Acquaint Yourself with PredictIt.org: Spend some time on the website.  Identify the markets that interest you. Follow their prices for a few days or even a few weeks. Read the comments section and see if you can discern genuine information from “pumps”and fake news.

Follow Expert Tips: Sign up for my newsletter and follow me on Twitter. Other good newsletters are Jason Pipkin’s Predicting Politics and Alex Keeney’s Star Spangled Gamblers. You probably won’t agree with much of our analysis, and you’ll almost certainly have a different risk tolerance. But use these insights as case studies of investors who are consistently beating the markets. Compare our approach to other successful investors. @rainbow_jeremy_, for example, is reportedly making $15,000 to $25,000 a month largely through his active betting in the Trump tweets markets—markets I stay out of due to my lack of interest and expertise in the space. Use these examples to help you figure out a strategy that resonates with your interests, strengths, and expertise.

Deposit the Right Amount of Money: It’s important to start out with the right amount of money. Make sure you’re investing enough money that you care about the outcome, but not more than you’re willing to lose. You may want to start out with a number like $100 or $1000, which will make it easy for you to track gains and losses.

Create a System to Track Your Performance: Track not only your gains and losses, but also the volatility. How many months are you up, how many down? What’s your worst peak to trough drawdown on a percentage basis? Make sure to account for the high trading fees PredictIt imposes. Trading without a precise system will leave you particularly susceptible to calibration error: misestimating (usually overestimating) the likelihood that you are right.

Start with Tight Markets: At least until you gain some experience, start out in the “Most Predicted” markets, which tend to have narrow bid-ask spreads and large volumes of trades. Look for markets where the available Yes shares are within one percentage point of available No shares. That way, you know that the markets have settled on a particular price and you can easily gauge if your judgment is better or worse than the crowds.

Join a Mastermind Group: If you are enjoying PredictIt and want to stick with it over the long-run, I’d suggest creating or joining a superteam. Logistically, Slack and private Facebook groups both work reasonably well. 

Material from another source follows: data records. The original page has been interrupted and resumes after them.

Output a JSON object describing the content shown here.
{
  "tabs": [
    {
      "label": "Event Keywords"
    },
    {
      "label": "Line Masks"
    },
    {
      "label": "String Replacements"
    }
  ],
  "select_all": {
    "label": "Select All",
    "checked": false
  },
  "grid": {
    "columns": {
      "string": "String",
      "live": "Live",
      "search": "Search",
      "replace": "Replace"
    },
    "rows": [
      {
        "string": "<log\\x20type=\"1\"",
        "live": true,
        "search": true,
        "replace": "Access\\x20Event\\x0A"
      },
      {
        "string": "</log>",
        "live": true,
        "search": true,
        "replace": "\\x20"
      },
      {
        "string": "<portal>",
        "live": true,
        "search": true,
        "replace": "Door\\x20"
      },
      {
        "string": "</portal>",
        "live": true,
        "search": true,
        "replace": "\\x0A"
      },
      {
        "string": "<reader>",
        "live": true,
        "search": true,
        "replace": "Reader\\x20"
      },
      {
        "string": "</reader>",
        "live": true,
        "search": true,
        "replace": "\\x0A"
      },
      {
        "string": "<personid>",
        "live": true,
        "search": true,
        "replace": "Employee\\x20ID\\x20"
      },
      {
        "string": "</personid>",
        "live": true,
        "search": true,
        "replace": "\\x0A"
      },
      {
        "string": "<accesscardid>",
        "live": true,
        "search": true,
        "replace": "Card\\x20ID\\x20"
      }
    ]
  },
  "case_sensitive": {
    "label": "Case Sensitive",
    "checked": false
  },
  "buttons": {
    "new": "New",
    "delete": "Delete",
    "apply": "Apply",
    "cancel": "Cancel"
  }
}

Create a Checklist: One of the easiest and most effective ways to improve your returns is to use a checklist.  I first learned about the concept in Atul Gawande’s terrific book The Checklist Manifesto: How to Get Things Right. I encourage you to read the book, but the basic idea is that a simple checklist can reduce errors in complex situations where people are prone to making the same mistakes. Investors in particular have used checklists with astonishing results.

The checklist should be based on an analysis of where you, as an individual, need reminders. It should be reassessed constantly, but kept to a manageable length.

If you’re inclined to ignore the advice about following a checklist, I’d strongly urge you to consider that this is both a common reaction, and one that will cost you money.  Here’s Gawande’s explanation of why even professionals often resist checklists despite the overwhelming evidence of their efficacy:

We don’t like checklists.  They can be painstaking.  They’re not much fun.  But I don’t think the issue here is mere laziness.  There’s something deeper, more visceral going on when people walk away…from making money.  It somehow feels beneath us to use a checklist, an embarrassment.  It runs counter to deeply held beliefs about how the truly great among us – those we aspire to be – handle situations of high stakes and complexity.  The truly great are daring.  They improvise.  They do not have protocols and checklists.